Tony Finau - who placed for Mike Norman in the each-way column - dipped in and out of serious contention and was matched at a low of [5.9], Bryson DeChambeau, who had started nicely to be matched at just [4.2], rallied after the turn, having made back-to-back bogeys at eight and nine, and having been on the premises throughout the final round, Paul Casey, a pre-event [180.0] chance, matched at a high of [320.0], was also matched at a low of [4.2]. Casey did nothing wrong and eventually finished tied for second alongside DJ.
Jason Day looked the most likely to post a decent clubhouse target when he birdied 10, 11 and 14 to get to 10-under-par but he failed to pick up another stroke after that, having been matched at a low of [4.5], and Dave Tindall's 125/1 fancy, Scottie Scheffler, was matched at just [5.3] after he'd birdied the 10th to get to -10, but he too could go no lower and in the end, another Dave's pre-event picks, Collin Morikawa, powered his way to victory, with thanks largely to this sublime tee-shot on the par four 16th.
Morikawa's weekend rounds of 65-64 produced the best closing 36-hole score ever by a major champion in the men's game and his third PGA Tour victory in just his 28th start as a pro sees him rise to number five in the Official World rankings.
Morikawa's driving accuracy was a significant factor this week, as was his excellent putting. Something that is so often his only slight weakness. He saved par from 22 feet on the first, birdied the third from 16 feet and kept everything rolling with arguably his most significant putt of the week on six when he holed out from 26 feet for par. Holing three putts like that in your first six holes is going to give anyone belief that they can go on to win.
As highlighted in the In-Play Blog, I backed Morikawa during the third round at [13.5] and I layed Champ back during round three at between [7.4] and [8.0] and again yesterday between [5.9] and [6.8] so it's been a great result.
I'd also backed Paul Casey ante-post at Christmas so it was relatively easy to trade my way to a nice profit but I can't help but rue what might have been again.
Last week I went into the final round of the FedEx St Jude with pre-tournament [200.0] pick, Brendon Todd, leading through three rounds so to see Champ hit the front at [300.0] and not trade below [5.0] was slightly irritating. Had he popped in the birdie putt at seven I'd have an even better week but I'm certainly not complaining and I can't help but recall what life was like before the Exchange.
In the bad old days, I'd have backed both Todd and Champ at far smaller prices with poor place terms and no chance of making a profit.
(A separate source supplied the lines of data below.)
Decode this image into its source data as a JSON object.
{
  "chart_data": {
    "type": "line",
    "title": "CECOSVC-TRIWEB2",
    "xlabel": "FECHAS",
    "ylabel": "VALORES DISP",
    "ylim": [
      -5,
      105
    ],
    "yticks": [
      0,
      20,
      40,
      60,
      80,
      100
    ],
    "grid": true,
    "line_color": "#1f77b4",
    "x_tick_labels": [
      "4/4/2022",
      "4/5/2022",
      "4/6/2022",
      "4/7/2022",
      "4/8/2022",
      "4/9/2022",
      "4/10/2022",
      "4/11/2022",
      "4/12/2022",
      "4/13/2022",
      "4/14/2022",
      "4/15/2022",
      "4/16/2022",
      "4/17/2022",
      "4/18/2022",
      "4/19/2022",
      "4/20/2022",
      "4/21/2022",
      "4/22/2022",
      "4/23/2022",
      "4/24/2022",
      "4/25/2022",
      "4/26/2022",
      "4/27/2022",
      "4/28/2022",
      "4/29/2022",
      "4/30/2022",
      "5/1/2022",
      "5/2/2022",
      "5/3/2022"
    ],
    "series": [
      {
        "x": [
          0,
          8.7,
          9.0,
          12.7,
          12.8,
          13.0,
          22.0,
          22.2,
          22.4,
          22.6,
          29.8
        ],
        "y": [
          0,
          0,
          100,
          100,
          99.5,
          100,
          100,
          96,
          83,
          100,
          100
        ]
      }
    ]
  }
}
They may not have won - in fact they finished tied 10th and tied 15th - but it's been a very profitable fortnight thanks to the lay backs and it just goes to show that they really don't need to win for you to have a good week trading golf.
Morikawa Fitted the Mould
At only 23, Morikawa is the ninth US PGA Championship winner in 11 years to be aged in his 20s.
Having won the Workday Charity Open last month, he becomes the 18th winner in 21 editions to have previously won an event earlier in the season.
He's the 33rd major winner in-a-row to be ranked inside the top-50 in the Official World Rankings (was ranked 12th) and the fact that he hadn't previously won a major was also a pointer.
Following Morikawa's success, 13 of the last 18 (72%) major championships have gone to a first-timer and 22 of the last 35 US PGA Champions (63%) have gone the way of someone breaking their major duck.
Following his win, Morikawa is now a [26.0] chance to win next month's US Open at Winged Foot but we have plenty of action to enjoy before then - starting this week with the Celtic Classic on the European tour and Wyndham Championship on the PGA tour. I'll be back later today or early tomorrow with my previews.